Slave stuck in recovery mode

From: "Nicolas Ross" <rossnick-lists(at)cybercat(dot)net>
To: pgsql-admin(at)lists(dot)postgresql(dot)org
Subject: Slave stuck in recovery mode
Date: 2021-10-08 23:15:55
Message-ID: web-254322712@mail.cybercat.ca
Views: Raw Message | Whole Thread | Download mbox | Resend email
Thread:
Lists: pgsql-admin

Hi !

We’ve been using postgres since some time now (since the
9.3 days).

I’ve got a pair of 9.6 server with 2 nodes, a primary and a
slave. We use repmgr to manage the cluster. When it was
installed, it was something like repmgr 4.x or even 3.

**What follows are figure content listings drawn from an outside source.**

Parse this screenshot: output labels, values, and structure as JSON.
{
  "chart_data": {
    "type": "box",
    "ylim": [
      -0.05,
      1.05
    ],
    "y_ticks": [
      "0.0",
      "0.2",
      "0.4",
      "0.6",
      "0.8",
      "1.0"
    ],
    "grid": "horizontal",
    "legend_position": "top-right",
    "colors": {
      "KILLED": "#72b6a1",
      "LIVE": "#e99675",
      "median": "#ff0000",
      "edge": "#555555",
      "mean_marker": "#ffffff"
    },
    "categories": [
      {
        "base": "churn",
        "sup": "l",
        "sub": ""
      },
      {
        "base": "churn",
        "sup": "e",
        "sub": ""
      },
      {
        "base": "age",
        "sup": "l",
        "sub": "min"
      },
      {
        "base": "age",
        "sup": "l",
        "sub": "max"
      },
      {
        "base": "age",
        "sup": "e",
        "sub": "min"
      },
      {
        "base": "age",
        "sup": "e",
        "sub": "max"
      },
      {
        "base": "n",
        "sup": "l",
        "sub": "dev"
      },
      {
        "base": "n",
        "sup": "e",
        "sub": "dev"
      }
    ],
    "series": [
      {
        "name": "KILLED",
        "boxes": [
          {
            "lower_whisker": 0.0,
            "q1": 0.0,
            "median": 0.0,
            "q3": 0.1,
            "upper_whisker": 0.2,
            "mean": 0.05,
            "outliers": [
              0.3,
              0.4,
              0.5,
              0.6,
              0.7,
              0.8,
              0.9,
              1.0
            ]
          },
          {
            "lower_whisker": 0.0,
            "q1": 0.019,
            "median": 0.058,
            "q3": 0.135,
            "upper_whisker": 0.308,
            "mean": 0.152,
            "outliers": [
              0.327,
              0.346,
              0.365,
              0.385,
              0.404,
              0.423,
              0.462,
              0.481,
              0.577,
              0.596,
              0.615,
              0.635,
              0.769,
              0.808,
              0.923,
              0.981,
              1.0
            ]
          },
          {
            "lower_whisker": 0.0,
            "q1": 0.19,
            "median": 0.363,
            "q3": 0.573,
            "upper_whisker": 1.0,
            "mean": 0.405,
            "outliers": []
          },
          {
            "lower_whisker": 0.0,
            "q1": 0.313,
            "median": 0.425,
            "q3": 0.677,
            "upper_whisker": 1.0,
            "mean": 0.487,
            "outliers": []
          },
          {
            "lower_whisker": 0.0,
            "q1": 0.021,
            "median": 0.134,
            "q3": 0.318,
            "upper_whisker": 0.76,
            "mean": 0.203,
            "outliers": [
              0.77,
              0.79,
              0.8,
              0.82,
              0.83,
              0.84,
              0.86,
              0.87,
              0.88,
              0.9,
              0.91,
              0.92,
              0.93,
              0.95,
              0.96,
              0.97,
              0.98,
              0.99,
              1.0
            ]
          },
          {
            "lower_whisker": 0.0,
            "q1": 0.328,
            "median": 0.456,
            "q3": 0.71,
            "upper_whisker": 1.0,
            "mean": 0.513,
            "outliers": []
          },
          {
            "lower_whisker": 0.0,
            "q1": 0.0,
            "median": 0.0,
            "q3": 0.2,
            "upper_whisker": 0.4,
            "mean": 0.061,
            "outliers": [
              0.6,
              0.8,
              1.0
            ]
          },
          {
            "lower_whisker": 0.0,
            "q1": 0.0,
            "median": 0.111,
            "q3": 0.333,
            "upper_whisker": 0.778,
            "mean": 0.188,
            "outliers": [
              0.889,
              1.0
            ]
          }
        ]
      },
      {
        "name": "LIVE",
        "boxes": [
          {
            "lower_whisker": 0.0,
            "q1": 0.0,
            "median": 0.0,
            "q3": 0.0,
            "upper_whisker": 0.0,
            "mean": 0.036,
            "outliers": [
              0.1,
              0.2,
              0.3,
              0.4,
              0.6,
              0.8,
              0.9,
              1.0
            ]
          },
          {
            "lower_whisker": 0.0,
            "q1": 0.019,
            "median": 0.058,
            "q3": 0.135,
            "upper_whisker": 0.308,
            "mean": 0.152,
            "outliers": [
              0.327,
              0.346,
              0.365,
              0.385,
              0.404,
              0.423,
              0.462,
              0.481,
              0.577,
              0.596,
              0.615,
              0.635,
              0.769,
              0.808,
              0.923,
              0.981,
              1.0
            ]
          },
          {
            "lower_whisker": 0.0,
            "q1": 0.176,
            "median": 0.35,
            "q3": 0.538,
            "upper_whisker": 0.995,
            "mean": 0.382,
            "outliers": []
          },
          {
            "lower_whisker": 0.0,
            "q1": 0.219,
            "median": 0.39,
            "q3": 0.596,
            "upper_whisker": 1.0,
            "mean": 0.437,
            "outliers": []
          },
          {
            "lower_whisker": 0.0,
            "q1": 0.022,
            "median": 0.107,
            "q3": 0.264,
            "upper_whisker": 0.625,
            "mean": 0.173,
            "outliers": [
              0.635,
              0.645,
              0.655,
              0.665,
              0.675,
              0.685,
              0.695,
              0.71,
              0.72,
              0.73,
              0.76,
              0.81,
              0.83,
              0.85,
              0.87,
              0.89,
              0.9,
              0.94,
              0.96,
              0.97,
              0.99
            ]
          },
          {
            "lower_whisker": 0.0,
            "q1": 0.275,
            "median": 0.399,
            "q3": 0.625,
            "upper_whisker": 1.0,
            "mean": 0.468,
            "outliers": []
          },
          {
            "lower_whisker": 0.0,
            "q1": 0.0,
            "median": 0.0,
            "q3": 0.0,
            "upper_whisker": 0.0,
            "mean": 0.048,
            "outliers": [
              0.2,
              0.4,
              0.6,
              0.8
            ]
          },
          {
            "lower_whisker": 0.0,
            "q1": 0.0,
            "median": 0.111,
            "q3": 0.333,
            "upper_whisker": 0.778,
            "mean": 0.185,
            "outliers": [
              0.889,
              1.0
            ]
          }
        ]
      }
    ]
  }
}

This week, for some reason, I had to rebuild the slave
instance. So I cloned the slave using a command like :

/usr/pgsql-9.6/bin/repmgr -h pgserver2.qualite -U repmgr -f
/etc/repmgr/9.6/repmgr.conf standby clone

After some time (it’s like 250 gigs, so it’s kinda an hour
or 2), the command ends.

If I start the postgres server on the slave with OS
systemcl script, it doesn’t return to the CLI (presumably
it waits for something).

In the log I see :

< 2021-10-08 16:16:47.861 EDT > LOG: database system was
shut down in recovery at 2021-10-08 16:04:10 EDT
< 2021-10-08 16:16:47.877 EDT > LOG: entering standby mode
< 2021-10-08 16:16:48.599 EDT > LOG: redo starts at
13BF/CF000028
< 2021-10-08 16:16:52.899 EDT > LOG: consistent recovery
state reached at 13BF/D53BA0F0
(Some time passes)
< 2021-10-08 16:46:10.363 EDT > LOG: started streaming WAL
from primary at 13C9/8C000000 on timeline 1

After that, if I try to connect to the slave, I get :

FATAL: the database system is starting up

No matter how long I wait (tried more than a day later).

During that time, the master still streams the wal to the
slave.

Notes :

That last log example was taken after trying to clone from
our barman server (tried with and without)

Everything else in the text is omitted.